Applies when sending from a verified SenderDomain row whose DKIM was verified within the last RampDays days.

How they layer

Both gates check on every recipient. The lower of the two wins:

  • New sender on day 1 — warmup caps you at 50/day total. Even Gmail's 100/min throttle won't let you ship more, because warmup runs first.
  • Established sender shipping to Gmail in a 5,000-recipient blast — warmup doesn't apply (day 30+), so Gmail's 100/min throttle paces you to roughly 6,000 sends/hour to gmail.com specifically.
  • Mixed receiver mailing in the middle of a warmup — both apply, you ship the warmup-bound count split across receiver buckets each minute.
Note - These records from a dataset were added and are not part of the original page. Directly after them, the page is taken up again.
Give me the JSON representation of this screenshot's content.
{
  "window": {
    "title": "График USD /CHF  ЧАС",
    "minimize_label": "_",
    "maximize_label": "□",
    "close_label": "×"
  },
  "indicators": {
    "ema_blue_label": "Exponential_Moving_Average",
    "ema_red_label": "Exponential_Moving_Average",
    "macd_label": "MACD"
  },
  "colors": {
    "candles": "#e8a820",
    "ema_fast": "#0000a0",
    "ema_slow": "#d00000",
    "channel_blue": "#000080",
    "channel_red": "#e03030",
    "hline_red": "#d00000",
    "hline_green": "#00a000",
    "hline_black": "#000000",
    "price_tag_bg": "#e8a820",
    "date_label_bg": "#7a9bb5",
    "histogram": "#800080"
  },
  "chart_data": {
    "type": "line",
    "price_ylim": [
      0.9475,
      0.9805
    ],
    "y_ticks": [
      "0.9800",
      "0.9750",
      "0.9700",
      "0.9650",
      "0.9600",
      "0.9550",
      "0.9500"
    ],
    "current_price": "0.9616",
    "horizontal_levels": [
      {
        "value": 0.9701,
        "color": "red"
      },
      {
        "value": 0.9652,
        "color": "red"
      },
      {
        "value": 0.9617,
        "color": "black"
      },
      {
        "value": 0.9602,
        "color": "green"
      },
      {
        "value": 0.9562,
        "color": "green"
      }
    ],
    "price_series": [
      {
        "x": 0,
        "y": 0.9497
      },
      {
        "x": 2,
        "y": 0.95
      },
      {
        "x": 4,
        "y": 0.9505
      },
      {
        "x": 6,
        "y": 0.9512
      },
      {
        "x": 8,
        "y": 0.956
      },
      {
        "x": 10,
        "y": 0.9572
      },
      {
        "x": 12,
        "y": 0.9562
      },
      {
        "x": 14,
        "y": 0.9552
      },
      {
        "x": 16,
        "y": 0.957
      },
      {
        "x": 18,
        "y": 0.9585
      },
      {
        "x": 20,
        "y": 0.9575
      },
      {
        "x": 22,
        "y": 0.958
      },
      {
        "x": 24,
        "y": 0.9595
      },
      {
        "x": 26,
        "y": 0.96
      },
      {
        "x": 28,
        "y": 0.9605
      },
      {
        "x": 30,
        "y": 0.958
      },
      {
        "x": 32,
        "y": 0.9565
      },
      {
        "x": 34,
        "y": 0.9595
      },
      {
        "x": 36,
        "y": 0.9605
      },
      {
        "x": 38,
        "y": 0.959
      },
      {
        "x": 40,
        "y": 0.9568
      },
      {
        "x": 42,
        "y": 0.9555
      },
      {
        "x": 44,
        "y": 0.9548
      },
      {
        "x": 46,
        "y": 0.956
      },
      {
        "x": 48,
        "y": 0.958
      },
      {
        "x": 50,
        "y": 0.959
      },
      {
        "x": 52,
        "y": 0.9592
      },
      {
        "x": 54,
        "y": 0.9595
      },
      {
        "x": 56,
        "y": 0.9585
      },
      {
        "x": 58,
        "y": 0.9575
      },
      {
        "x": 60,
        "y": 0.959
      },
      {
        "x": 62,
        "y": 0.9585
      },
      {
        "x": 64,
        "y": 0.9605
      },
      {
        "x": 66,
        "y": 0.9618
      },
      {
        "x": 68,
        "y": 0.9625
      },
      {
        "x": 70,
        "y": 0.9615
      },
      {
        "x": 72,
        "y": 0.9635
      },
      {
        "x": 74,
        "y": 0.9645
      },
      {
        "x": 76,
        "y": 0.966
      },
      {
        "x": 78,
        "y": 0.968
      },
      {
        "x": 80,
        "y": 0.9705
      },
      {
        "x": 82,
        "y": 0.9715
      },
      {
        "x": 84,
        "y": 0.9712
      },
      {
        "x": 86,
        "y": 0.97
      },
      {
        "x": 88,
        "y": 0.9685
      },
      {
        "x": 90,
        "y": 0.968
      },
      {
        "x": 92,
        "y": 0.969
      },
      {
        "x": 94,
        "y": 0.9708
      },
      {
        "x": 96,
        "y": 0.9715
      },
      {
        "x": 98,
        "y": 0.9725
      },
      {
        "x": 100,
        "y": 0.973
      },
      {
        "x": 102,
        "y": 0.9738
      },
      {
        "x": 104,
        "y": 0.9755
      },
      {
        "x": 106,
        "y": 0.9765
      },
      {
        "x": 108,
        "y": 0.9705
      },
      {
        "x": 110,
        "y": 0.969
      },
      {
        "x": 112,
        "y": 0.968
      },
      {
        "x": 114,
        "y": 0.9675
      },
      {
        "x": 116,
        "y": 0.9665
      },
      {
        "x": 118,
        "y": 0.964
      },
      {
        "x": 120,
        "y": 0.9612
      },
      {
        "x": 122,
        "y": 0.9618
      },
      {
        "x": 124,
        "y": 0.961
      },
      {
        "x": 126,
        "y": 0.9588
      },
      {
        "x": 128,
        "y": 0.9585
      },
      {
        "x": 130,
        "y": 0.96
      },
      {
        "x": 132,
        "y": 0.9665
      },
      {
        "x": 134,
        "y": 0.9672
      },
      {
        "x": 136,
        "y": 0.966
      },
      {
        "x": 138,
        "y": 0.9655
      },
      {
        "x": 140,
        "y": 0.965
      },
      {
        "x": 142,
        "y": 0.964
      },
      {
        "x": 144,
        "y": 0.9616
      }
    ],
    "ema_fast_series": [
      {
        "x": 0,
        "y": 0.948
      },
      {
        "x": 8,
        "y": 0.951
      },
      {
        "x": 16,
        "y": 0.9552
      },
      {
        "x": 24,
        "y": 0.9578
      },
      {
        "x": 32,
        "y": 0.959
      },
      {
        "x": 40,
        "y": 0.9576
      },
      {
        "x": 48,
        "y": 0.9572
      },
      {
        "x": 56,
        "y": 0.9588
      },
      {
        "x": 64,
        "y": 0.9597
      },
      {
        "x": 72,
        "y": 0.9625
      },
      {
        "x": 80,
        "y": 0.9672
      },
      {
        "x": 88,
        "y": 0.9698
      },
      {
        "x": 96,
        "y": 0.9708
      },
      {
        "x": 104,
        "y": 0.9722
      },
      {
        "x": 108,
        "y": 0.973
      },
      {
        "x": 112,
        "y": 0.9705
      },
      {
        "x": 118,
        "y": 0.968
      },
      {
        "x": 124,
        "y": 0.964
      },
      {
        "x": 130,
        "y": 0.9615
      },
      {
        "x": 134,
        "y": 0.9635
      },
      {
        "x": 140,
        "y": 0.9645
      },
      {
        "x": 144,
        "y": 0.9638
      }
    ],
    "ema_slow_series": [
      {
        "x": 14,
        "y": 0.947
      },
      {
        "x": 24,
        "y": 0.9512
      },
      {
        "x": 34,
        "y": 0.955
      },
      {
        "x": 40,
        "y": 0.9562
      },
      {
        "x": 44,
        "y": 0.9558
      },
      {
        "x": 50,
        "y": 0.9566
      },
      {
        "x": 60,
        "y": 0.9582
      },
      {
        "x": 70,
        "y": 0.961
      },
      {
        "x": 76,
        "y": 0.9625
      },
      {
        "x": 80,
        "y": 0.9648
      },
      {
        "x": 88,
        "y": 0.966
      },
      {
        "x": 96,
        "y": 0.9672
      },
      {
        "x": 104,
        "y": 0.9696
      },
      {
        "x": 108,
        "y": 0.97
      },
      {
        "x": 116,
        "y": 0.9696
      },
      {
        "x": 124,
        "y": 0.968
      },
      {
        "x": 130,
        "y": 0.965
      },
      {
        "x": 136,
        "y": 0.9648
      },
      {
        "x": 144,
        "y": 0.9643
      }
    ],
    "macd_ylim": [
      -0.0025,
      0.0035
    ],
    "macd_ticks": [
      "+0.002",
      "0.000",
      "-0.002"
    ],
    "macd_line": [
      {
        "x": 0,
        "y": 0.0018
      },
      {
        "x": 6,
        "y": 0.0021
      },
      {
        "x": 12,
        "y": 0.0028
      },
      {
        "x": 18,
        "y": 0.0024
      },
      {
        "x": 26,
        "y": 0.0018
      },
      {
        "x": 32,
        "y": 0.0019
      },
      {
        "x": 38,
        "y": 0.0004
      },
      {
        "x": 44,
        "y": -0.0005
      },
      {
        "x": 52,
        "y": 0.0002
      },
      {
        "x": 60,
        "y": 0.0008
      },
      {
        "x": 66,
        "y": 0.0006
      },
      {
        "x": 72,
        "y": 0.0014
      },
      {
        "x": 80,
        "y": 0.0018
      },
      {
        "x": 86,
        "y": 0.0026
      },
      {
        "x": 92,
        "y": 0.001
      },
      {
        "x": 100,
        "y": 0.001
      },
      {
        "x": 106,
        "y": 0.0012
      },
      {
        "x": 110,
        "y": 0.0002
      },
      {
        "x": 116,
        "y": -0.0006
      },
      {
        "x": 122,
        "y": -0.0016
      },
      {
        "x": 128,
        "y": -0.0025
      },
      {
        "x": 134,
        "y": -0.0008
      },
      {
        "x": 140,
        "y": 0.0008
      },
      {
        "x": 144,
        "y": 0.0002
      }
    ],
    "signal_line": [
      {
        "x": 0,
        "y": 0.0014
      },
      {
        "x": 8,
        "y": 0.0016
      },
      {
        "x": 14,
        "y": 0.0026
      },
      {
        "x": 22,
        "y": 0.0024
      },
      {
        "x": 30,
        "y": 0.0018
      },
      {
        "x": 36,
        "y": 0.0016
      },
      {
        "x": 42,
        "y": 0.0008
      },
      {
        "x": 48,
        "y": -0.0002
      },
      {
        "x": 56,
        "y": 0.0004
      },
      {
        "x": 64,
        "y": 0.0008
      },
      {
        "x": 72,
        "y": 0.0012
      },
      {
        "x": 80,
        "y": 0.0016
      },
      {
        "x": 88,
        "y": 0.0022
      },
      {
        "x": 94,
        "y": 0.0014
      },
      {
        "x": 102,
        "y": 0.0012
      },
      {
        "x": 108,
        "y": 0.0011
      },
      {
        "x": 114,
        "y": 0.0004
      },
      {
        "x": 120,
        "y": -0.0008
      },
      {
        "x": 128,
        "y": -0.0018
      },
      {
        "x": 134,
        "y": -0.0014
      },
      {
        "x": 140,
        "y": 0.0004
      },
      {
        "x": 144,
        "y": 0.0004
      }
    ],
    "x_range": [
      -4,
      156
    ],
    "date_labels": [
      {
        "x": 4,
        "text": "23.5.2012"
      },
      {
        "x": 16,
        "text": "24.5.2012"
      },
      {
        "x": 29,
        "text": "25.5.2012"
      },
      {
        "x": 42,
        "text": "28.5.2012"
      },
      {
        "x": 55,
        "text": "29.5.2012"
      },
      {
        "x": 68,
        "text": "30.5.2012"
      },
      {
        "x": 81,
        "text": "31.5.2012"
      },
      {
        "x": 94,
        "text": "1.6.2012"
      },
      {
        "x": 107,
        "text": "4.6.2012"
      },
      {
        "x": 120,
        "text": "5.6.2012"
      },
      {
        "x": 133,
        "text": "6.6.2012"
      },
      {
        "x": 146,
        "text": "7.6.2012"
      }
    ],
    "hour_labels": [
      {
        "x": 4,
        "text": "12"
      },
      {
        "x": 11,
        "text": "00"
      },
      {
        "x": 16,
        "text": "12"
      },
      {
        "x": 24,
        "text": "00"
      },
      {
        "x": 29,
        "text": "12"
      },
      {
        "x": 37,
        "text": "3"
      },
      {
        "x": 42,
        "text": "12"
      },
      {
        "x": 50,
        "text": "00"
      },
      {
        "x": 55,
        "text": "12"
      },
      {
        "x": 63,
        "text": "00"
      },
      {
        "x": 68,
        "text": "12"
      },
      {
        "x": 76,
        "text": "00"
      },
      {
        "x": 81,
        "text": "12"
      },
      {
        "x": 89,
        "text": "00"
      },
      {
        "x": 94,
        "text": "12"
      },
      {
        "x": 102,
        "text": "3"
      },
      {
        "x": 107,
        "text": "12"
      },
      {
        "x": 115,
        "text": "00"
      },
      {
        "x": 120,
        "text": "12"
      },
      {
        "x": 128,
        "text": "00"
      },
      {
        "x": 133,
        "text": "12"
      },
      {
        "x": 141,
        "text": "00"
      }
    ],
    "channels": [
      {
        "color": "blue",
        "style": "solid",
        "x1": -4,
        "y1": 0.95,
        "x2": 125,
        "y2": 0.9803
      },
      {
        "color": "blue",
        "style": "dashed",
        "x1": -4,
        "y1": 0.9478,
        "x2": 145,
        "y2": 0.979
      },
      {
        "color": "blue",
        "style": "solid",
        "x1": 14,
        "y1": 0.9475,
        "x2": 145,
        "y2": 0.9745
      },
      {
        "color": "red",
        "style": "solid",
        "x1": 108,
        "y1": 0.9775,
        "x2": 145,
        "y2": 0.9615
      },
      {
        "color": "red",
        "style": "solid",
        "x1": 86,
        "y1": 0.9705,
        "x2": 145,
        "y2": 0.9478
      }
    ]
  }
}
Worked example — new newsletter sender

Mira just verified news.miracultureletter.com with DKIM 5 minutes ago. Her list is 8,400 contacts.

  1. Day 1: she queues the first issue. Warmup cap = 50. The first 50 recipients ship across the next ~1 minute (per-receiver throttle paces inside that minute). Remaining 8,350 defer to day 2.
  2. Day 2: cap = 100. 100 ship today. 8,250 defer.
  3. Day 30: cap = 1,500. By now Gmail and Outlook have seen Mira's signature ~30 days in a row at modest volumes — sender reputation is healthy.
  4. Day 31+: warmup off, only the per-receiver throttle paces sends.

Mira didn't have to think about any of this — both gates run automatically the moment a verified sender domain is in scope.